Let's also try asking a question over another piece of the MATHEMATICS CONTEST
In [ ]:
completion = client.chat.completions.create(
model="qwen-max",
messages=[
{'role': 'system', 'content': 'You are a text analyst. I will give you a test paper, and you need to return the text information of the specific question according to the question selected by the user. Please note that only the text information of the question asked by the user should be returned, and nothing else should be returned. Test paper: %s' % (result.data, )},
{'role': 'user', 'content': 'Please help me find the question 7.'}],
)
max_result = completion.model_dump_json()

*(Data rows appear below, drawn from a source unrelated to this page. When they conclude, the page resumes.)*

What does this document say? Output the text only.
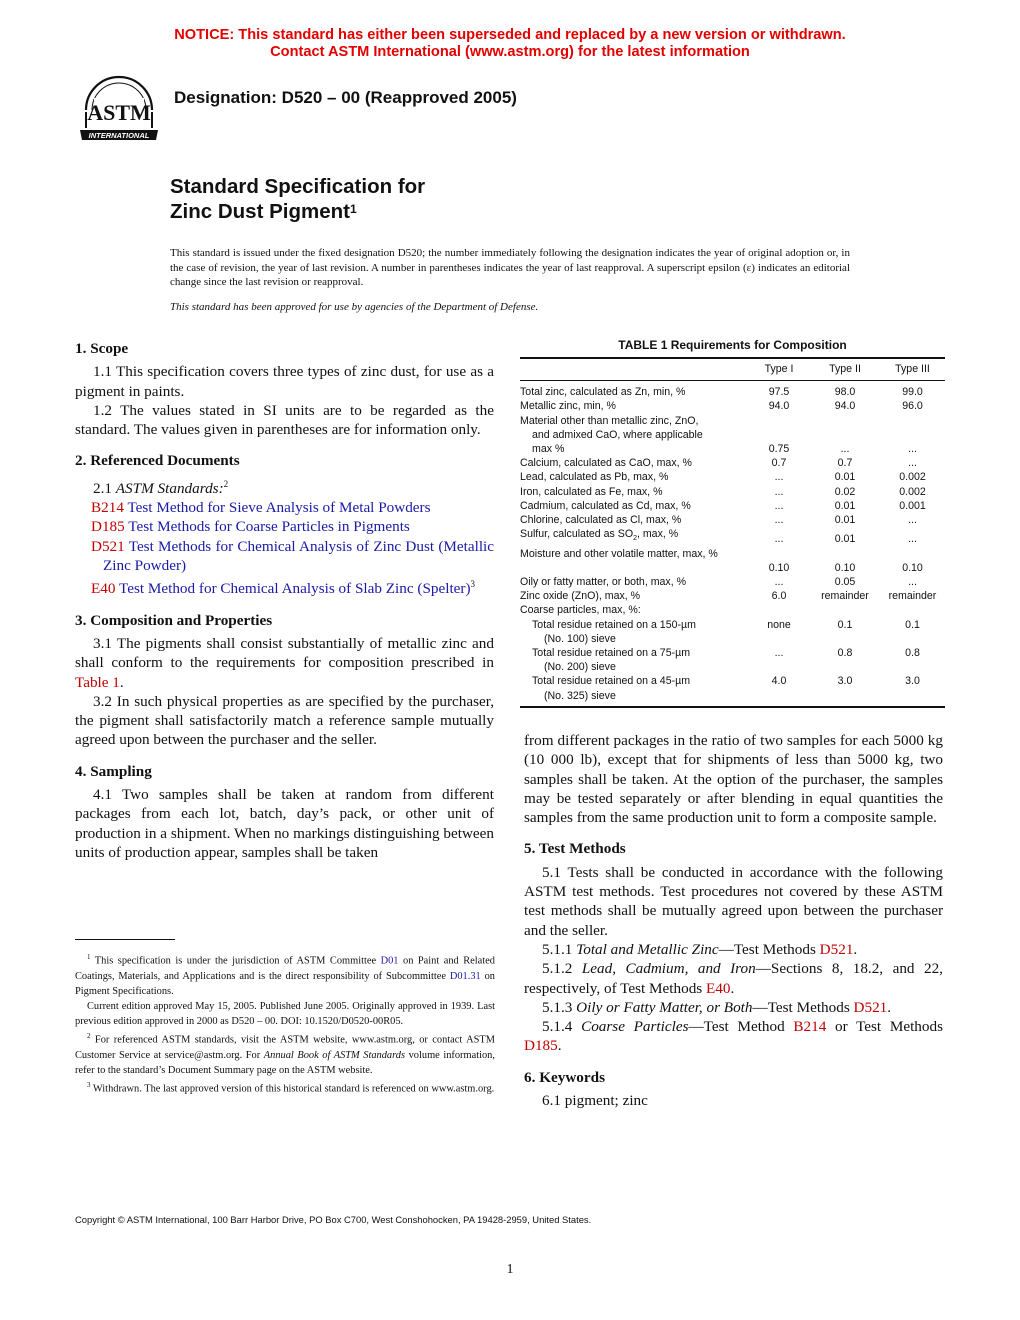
NOTICE: This standard has either been superseded and replaced by a new version or withdrawn.
Contact ASTM International (www.astm.org) for the latest information
ASTM
INTERNATIONAL
Designation: D520 – 00 (Reapproved 2005)
Standard Specification for
Zinc Dust Pigment$^1$
This standard is issued under the fixed designation D520; the number immediately following the designation indicates the year of original adoption or, in the case of revision, the year of last revision. A number in parentheses indicates the year of last reapproval. A superscript epsilon (ε) indicates an editorial change since the last revision or reapproval.
This standard has been approved for use by agencies of the Department of Defense.
1. Scope
1.1 This specification covers three types of zinc dust, for use as a pigment in paints.
1.2 The values stated in SI units are to be regarded as the standard. The values given in parentheses are for information only.
2. Referenced Documents
2.1 ASTM Standards:$^2$
B214 Test Method for Sieve Analysis of Metal Powders
D185 Test Methods for Coarse Particles in Pigments
D521 Test Methods for Chemical Analysis of Zinc Dust (Metallic Zinc Powder)
E40 Test Method for Chemical Analysis of Slab Zinc (Spelter)$^3$
3. Composition and Properties
3.1 The pigments shall consist substantially of metallic zinc and shall conform to the requirements for composition prescribed in Table 1.
3.2 In such physical properties as are specified by the purchaser, the pigment shall satisfactorily match a reference sample mutually agreed upon between the purchaser and the seller.
4. Sampling
4.1 Two samples shall be taken at random from different packages from each lot, batch, day’s pack, or other unit of production in a shipment. When no markings distinguishing between units of production appear, samples shall be taken
$^1$ This specification is under the jurisdiction of ASTM Committee D01 on Paint and Related Coatings, Materials, and Applications and is the direct responsibility of Subcommittee D01.31 on Pigment Specifications.
Current edition approved May 15, 2005. Published June 2005. Originally approved in 1939. Last previous edition approved in 2000 as D520 – 00. DOI: 10.1520/D0520-00R05.
$^2$ For referenced ASTM standards, visit the ASTM website, www.astm.org, or contact ASTM Customer Service at service@astm.org. For Annual Book of ASTM Standards volume information, refer to the standard’s Document Summary page on the ASTM website.
$^3$ Withdrawn. The last approved version of this historical standard is referenced on www.astm.org.
TABLE 1 Requirements for Composition
	Type I	Type II	Type III
Total zinc, calculated as Zn, min, %	97.5	98.0	99.0
Metallic zinc, min, %	94.0	94.0	96.0
Material other than metallic zinc, ZnO,			
and admixed CaO, where applicable			
max %	0.75	...	...
Calcium, calculated as CaO, max, %	0.7	0.7	...
Lead, calculated as Pb, max, %	...	0.01	0.002
Iron, calculated as Fe, max, %	...	0.02	0.002
Cadmium, calculated as Cd, max, %	...	0.01	0.001
Chlorine, calculated as Cl, max, %	...	0.01	...
Sulfur, calculated as $SO_2$, max, %	...	0.01	...
Moisture and other volatile matter, max, %			
	0.10	0.10	0.10
Oily or fatty matter, or both, max, %	...	0.05	...
Zinc oxide (ZnO), max, %	6.0	remainder	remainder
Coarse particles, max, %:			
Total residue retained on a 150-µm	none	0.1	0.1
(No. 100) sieve			
Total residue retained on a 75-µm	...	0.8	0.8
(No. 200) sieve			
Total residue retained on a 45-µm	4.0	3.0	3.0
(No. 325) sieve			
from different packages in the ratio of two samples for each 5000 kg (10 000 lb), except that for shipments of less than 5000 kg, two samples shall be taken. At the option of the purchaser, the samples may be tested separately or after blending in equal quantities the samples from the same production unit to form a composite sample.
5. Test Methods
5.1 Tests shall be conducted in accordance with the following ASTM test methods. Test procedures not covered by these ASTM test methods shall be mutually agreed upon between the purchaser and the seller.
5.1.1 Total and Metallic Zinc—Test Methods D521.
5.1.2 Lead, Cadmium, and Iron—Sections 8, 18.2, and 22, respectively, of Test Methods E40.
5.1.3 Oily or Fatty Matter, or Both—Test Methods D521.
5.1.4 Coarse Particles—Test Method B214 or Test Methods D185.
6. Keywords
6.1 pigment; zinc
Copyright © ASTM International, 100 Barr Harbor Drive, PO Box C700, West Conshohocken, PA 19428-2959, United States.
1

title_text = json.loads(max_result)['choices'][0]['message']['content']
title_text
Out[ ]:
'Written as a decimal, \\(\\frac{123456789}{100}\\) has exactly \\(\\underline{{?}}\\) non-zero digits to the right of the decimal point.\n\nA) 2 \nB) 3 \nC) 6 \nD) 7'
Use the OpenAI object to query the qwen2.5-math-72b-instruct model with the extracted math problem and serialize the response using json to get the final answer.
In [ ]:
completion = client.chat.completions.create(
model="qwen2.5-math-72b-instruct",
messages=[
{'role': 'system', 'content': 'You are a math teacher. Please conduct step-by-step reasoning and use {} to represent the final answer. Return the text in Markdown format.'},
{'role': 'user', 'content': 'Please solve the question:%s' % (title_text, )}],
)
math_result = completion.model_dump_json()
result = json.loads(math_result)['choices'][0]['message']['content']
print(result)
To determine how many non-zero digits are to the right of the decimal point in the decimal representation of \(\frac{123456789}{100}\), we can follow these steps:
1. **Perform the division**: Divide 123456789 by 100.
\[
\frac{123456789}{100} = 1234567.89
\]
2. **Identify the digits to the right of the decimal point**: In the decimal representation 1234567.89, the digits to the right of the decimal point are 8 and 9.
3. **Count the non-zero digits**: The digits 8 and 9 are both non-zero. Therefore, there are 2 non-zero digits to the right of the decimal point.
Thus, the correct answer is \(\boxed{A}\).